Despite a lower Total Value Locked (TVL) compared to other chains, the DEX volumes stand out, signalling robust DeFi-DEX engagement. Astroport dominates the DEX market thanks to its unrivalled liquidity. The activity remained subdued until a surge in late December 2023, when volumes peaked at $18 million.
Wrapping it up
Each chain across the board features a dominant DEX. To the point that these DEXs lead in terms of the chain’s TVL. The reason? DEXs are often the first DeFi primitive established, enabling users to swap tokens.
Following the establishment of DEXs, the subsequent development typically involves creating a money market. Beyond facilitating asset borrowing and lending, money markets also provide access to leverage. While this access may seem rudimentary, it serves its purpose until the launch of derivatives protocols.
Transaction Metrics
Examining transactions adds more colour when measuring activity. A transfer can involve the deployment of a smart contract or any activity that includes a token transfer, such as deposits, staking, withdrawals, swaps, and burns.
However, transactions are metrics subjected to manipulation for various reasons. For example, spam transactions are designed intentionally to overwhelm and congest the network rather than to transfer value or meaningfully interact with smart contracts. As a result, a careful approach is needed when looking into these digits.
TVL Correlation
As more capital flows in a chain, does it relate to more usage? Or is it inversely correlated?
The data reveals that capital inflows and transaction volumes share no discernible link for Sei and Sui. Pearson correlation coefficients stand at -0.04, 0.01 and -0.10, respectively, confirming a lack of connection.
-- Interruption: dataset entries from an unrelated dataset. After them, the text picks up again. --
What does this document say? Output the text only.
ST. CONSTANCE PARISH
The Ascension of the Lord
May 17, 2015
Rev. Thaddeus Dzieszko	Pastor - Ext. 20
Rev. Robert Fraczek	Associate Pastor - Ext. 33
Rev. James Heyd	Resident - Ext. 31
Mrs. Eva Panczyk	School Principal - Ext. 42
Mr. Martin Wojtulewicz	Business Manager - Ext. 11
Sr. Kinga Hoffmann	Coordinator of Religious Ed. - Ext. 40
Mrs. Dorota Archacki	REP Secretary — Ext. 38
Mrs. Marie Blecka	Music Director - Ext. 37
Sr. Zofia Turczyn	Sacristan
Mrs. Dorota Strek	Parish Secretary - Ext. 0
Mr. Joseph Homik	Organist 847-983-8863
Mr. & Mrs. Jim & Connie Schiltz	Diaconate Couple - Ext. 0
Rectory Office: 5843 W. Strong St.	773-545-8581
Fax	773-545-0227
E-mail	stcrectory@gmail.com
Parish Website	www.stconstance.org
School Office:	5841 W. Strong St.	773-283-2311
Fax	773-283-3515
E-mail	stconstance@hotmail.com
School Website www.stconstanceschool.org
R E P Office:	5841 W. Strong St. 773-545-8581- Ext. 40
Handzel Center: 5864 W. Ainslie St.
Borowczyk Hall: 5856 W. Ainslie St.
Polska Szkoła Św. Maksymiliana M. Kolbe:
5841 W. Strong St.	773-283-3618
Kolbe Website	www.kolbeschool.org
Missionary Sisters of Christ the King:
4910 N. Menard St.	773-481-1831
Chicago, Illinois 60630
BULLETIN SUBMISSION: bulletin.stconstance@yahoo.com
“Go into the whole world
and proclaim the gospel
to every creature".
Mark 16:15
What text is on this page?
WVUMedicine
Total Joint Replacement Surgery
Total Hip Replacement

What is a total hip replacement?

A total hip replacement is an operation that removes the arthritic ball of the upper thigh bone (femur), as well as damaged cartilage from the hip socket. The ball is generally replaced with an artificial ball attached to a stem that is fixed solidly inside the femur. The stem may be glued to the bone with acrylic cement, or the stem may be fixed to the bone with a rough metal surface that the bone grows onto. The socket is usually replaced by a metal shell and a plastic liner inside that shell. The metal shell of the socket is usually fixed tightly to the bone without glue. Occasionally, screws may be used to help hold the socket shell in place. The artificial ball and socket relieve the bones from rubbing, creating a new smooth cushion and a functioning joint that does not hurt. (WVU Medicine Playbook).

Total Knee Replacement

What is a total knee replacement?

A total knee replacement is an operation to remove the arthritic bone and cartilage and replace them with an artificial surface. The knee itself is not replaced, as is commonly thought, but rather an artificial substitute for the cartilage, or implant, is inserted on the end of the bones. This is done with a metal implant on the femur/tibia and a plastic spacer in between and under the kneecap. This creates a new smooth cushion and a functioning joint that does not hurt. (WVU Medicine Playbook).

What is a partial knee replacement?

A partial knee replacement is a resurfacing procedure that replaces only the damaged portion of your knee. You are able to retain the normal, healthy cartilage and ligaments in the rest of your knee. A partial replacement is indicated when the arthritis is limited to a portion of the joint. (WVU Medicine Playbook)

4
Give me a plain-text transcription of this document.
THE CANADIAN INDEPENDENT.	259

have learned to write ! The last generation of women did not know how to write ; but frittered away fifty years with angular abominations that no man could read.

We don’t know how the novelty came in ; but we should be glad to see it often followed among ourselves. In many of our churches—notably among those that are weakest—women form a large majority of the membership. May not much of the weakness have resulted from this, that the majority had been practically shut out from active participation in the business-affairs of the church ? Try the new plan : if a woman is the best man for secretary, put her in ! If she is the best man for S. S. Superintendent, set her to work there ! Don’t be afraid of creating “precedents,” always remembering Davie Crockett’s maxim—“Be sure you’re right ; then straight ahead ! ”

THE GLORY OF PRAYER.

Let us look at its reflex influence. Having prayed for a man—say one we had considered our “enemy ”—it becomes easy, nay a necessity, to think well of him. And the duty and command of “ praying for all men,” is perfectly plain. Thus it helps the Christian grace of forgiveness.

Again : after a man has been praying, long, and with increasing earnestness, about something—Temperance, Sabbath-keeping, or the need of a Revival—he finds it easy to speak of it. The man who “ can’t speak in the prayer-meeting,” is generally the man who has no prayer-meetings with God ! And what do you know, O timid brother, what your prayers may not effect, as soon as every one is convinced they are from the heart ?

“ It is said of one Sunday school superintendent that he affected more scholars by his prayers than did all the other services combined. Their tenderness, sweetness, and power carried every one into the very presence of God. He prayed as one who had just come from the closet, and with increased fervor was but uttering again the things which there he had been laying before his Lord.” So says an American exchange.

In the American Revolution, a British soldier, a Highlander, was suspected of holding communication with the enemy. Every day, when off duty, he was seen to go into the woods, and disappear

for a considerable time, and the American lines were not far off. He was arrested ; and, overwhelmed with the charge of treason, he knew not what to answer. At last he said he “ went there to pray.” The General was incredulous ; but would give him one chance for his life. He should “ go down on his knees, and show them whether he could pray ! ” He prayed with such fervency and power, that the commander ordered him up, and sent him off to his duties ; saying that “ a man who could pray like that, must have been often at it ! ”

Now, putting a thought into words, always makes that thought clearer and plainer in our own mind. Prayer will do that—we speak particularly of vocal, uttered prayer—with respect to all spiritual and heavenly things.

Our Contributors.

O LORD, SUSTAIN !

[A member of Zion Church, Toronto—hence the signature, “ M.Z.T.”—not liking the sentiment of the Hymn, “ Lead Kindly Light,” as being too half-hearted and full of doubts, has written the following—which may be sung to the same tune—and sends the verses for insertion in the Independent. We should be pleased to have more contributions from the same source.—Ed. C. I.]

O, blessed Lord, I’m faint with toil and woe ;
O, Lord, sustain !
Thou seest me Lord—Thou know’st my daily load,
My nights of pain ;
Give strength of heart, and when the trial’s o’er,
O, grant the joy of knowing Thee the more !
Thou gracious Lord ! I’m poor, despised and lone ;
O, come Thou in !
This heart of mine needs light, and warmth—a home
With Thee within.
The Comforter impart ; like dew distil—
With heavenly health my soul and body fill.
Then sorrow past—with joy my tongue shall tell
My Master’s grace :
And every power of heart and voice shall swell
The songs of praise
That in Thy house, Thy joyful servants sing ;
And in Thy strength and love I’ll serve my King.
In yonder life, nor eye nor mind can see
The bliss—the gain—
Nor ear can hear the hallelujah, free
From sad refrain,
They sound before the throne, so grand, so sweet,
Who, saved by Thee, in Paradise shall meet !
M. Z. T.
Conversely, Aptos presents a contrasting narrative. A negative correlation emerges between transaction volumes and TVL. Over time, as TVL rises, transaction counts decline, indicated by a Pearson correlation factor of -0.60.
Price Correlation
Do people use a chain more often if the price action of the chain’s native token is bullish?
On Aptos and Sei, a clear pattern between transaction count and price does not emerge, reflected by low Pearson correlation values. Conversely, for SUI, post-token launch, we observe a mild positive correlation of 0.52. As the token decreases in price, so does the number of transactions.
Looking forward
Our data indicate that DEXs emerge as a fundamental requirement for chains. Across all chains, DEXs rank as the most popular category by TVL, typically followed by lending and liquid staking derivatives.
This outcome is expected. Bridging to a new ecosystem necessitates actions such as acquiring more gas tokens or purchasing native tokens, which DEXs facilitate.
New ecosystems require primitives already established in others, with swapping and money markets being perpetual necessities. As these ecosystems mature and the fundamentals are established, other primitives, such as perpetual DEXs, liquid staking, stablecoins, and yield aggregators, can be developed.
Things are a bit more nuanced, though, since DEX volumes are not correlated with the amount of transactions or TVL in the early stages. Chains like Sui and Aptos experienced significant surges in DEX volumes following periods of relatively low activity, emphasising the potential for rapid shifts in market dynamics, especially in the early stages.
That being said, most chains have a very dominant DEX. For instance, Cetus on Sui or Astroport on SEI captured the majority of trading volumes, highlighting the importance of competitive advantages such as superior liquidity and first mover advantage.
For most chains, no clear patterns emerge from the number of transaction data, either standalone or compared to TVL or the price action of chain tokens.
Aptos shows a negative correlation with TVL, where transactions move inversely to TVL, and SUI exhibits a positive correlation, with transactions moving in tandem with the price.
Our findings suggest that transaction counts or price actions do not correlate with TVL or DEX-Volumes, indicating that initial activity levels are not predictive of future success.